Thursday, 20 November 2014

The Good, The Bad, The Ugly




Dear BB Followers,

Let me start by saying this post is not a pity party and that is why I still find it so hard to tell people when I have my scans and then the inevitable results…

When I’m riding high and I’m feeling good I want to tell you all and shout it from the rooftops as that is bloody fantastic!! But when the bad news or not so good news comes this is when I really do not want to tell you and I don’t want to be your brain tumour relation or friend. I quite frankly do not want to be the bearer of bad news, and I do not want to be the conversation stopper. Notice how a lot of this is “I” Yep this condition sure makes you insular- a topic one of my favourite bloggers spoke about recently too. You cannot help saying “I” but of course there is no way to describe something that is happening to you without saying it. 

Tuesday 18th November was results day. 10 days prior to this I had my 6 monthly MRI scan and that part all went as usual. On Tuesday however it didn’t quite go as I had thought it would. We started with a great appointment and I really do respect my Neuro Oncologist. He is a great guy and he is always very approachable and I have never felt rushed in fact I think we spent around 1hr 40 minutes together which when you have a caseload of patients, that is a huge amount of time (especially when you think about all the crap the NHS gets- I think the NHS is glorious and in my experience I do not know what I would do without it). 

So cutting to the scans- basically they were inconclusive.

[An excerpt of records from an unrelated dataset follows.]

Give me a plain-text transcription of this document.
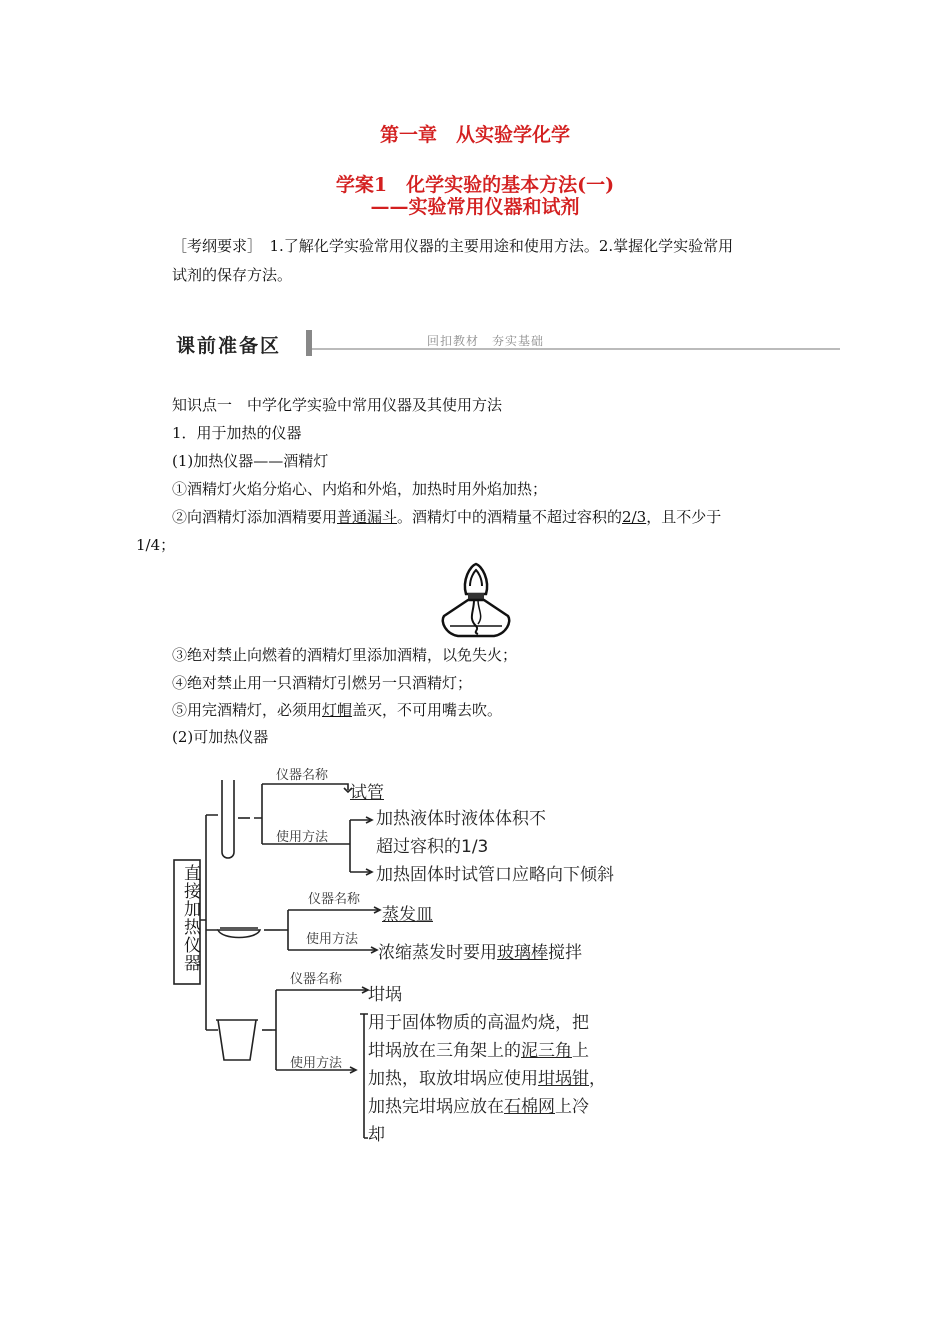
第一章　从实验学化学
学案1　化学实验的基本方法(一)
——实验常用仪器和试剂
［考纲要求］　1.了解化学实验常用仪器的主要用途和使用方法。2.掌握化学实验常用
试剂的保存方法。
课前准备区	回扣教材　夯实基础
知识点一　中学化学实验中常用仪器及其使用方法
1．用于加热的仪器
(1)加热仪器——酒精灯
①酒精灯火焰分焰心、内焰和外焰，加热时用外焰加热；
②向酒精灯添加酒精要用普通漏斗。酒精灯中的酒精量不超过容积的2/3，且不少于
1/4；
③绝对禁止向燃着的酒精灯里添加酒精，以免失火；
④绝对禁止用一只酒精灯引燃另一只酒精灯；
⑤用完酒精灯，必须用灯帽盖灭，不可用嘴去吹。
(2)可加热仪器
直接加热仪器
仪器名称
试管
使用方法
加热液体时液体体积不
超过容积的1/3
加热固体时试管口应略向下倾斜
仪器名称
蒸发皿
使用方法
浓缩蒸发时要用玻璃棒搅拌
仪器名称
坩埚
使用方法
用于固体物质的高温灼烧，把
坩埚放在三角架上的泥三角上
加热，取放坩埚应使用坩埚钳，
加热完坩埚应放在石棉网上冷
却
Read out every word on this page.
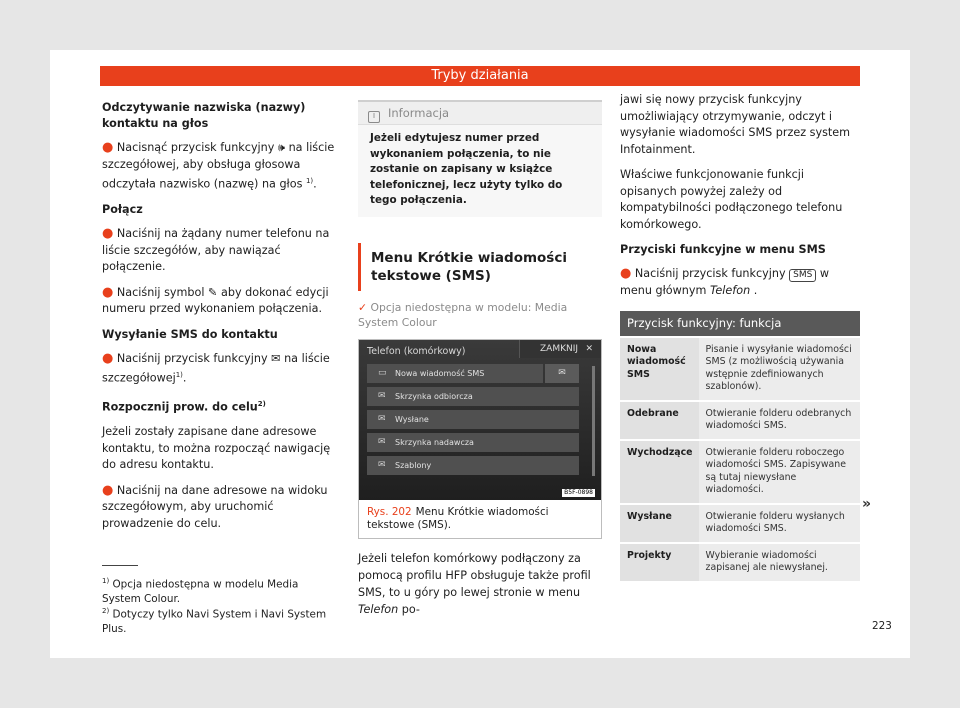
Tryby działania
Odczytywanie nazwiska (nazwy) kontaktu na głos

● Nacisnąć przycisk funkcyjny 🕪 na liście szczegółowej, aby obsługa głosowa odczytała nazwisko (nazwę) na głos $^{1)}$.

Połącz

● Naciśnij na żądany numer telefonu na liście szczegółów, aby nawiązać połączenie.

● Naciśnij symbol ✎ aby dokonać edycji numeru przed wykonaniem połączenia.

Wysyłanie SMS do kontaktu

● Naciśnij przycisk funkcyjny ✉ na liście szczegółowej$^{1)}$.

Rozpocznij prow. do celu$^{2)}$

Jeżeli zostały zapisane dane adresowe kontaktu, to można rozpocząć nawigację do adresu kontaktu.

● Naciśnij na dane adresowe na widoku szczegółowym, aby uruchomić prowadzenie do celu.

i Informacja
Jeżeli edytujesz numer przed wykonaniem połączenia, to nie zostanie on zapisany w książce telefonicznej, lecz użyty tylko do tego połączenia.
Menu Krótkie wiadomości tekstowe (SMS)
✓ Opcja niedostępna w modelu: Media System Colour
Telefon (komórkowy)	ZAMKNIJ ✕
▭ Nowa wiadomość SMS	✉
✉ Skrzynka odbiorcza
✉ Wysłane
✉ Skrzynka nadawcza
✉ Szablony
B5F-0898
Rys. 202 Menu Krótkie wiadomości tekstowe (SMS).

Jeżeli telefon komórkowy podłączony za pomocą profilu HFP obsługuje także profil SMS, to u góry po lewej stronie w menu Telefon po-

jawi się nowy przycisk funkcyjny umożliwiający otrzymywanie, odczyt i wysyłanie wiadomości SMS przez system Infotainment.

Właściwe funkcjonowanie funkcji opisanych powyżej zależy od kompatybilności podłączonego telefonu komórkowego.

Przyciski funkcyjne w menu SMS

● Naciśnij przycisk funkcyjny SMS w menu głównym Telefon .

Przycisk funkcyjny: funkcja	
Nowa wiadomość SMS	Pisanie i wysyłanie wiadomości SMS (z możliwością używania wstępnie zdefiniowanych szablonów).
Odebrane	Otwieranie folderu odebranych wiadomości SMS.
Wychodzące	Otwieranie folderu roboczego wiadomości SMS. Zapisywane są tutaj niewysłane wiadomości.
Wysłane	Otwieranie folderu wysłanych wiadomości SMS.
Projekty	Wybieranie wiadomości zapisanej ale niewysłanej.
»
$^{1)}$ Opcja niedostępna w modelu Media System Colour.
$^{2)}$ Dotyczy tylko Navi System i Navi System Plus.	223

My Neuro Oncologist then said before discussing anything that he would like to review the scans for himself. My stomach dropped and I can honestly say it was one of the worst 15-20 minutes of my life as I sat there with him, Mum, Carl and I. When he gave us the news that there has been growth, I felt flawed and annoyed that my body has let me down (again!) but that wasn’t all…

Bastard Bertie has grown at the front of the cavity. It’s not even the 5% that was left (the exceptionally naughty and difficult to remove part!!)  It is essentially and quite possibly a part that was already resected. It is still the front left hand lobe and it’s not broken away from the cavity (the good news part) but it has still grown within a centimetre and it’s noticeable. We asked the questions and at this point it isn’t thought to be swelling and it is not scar tissue. My Neuro Oncologist was quick to say that it is still considered minimal growth but he was surprised too that it has grown this quickly. Surgical opinion would need to be sought again and that if it’s no to surgery that radiotherapy may need to be the answer this time…and/or possibly together. I will be discussed at the next Multi Disciplinary Team (MDT) meeting and then I will have a repeat scan in 3 months (or possibly sooner) depending on what is decided at the MDT. 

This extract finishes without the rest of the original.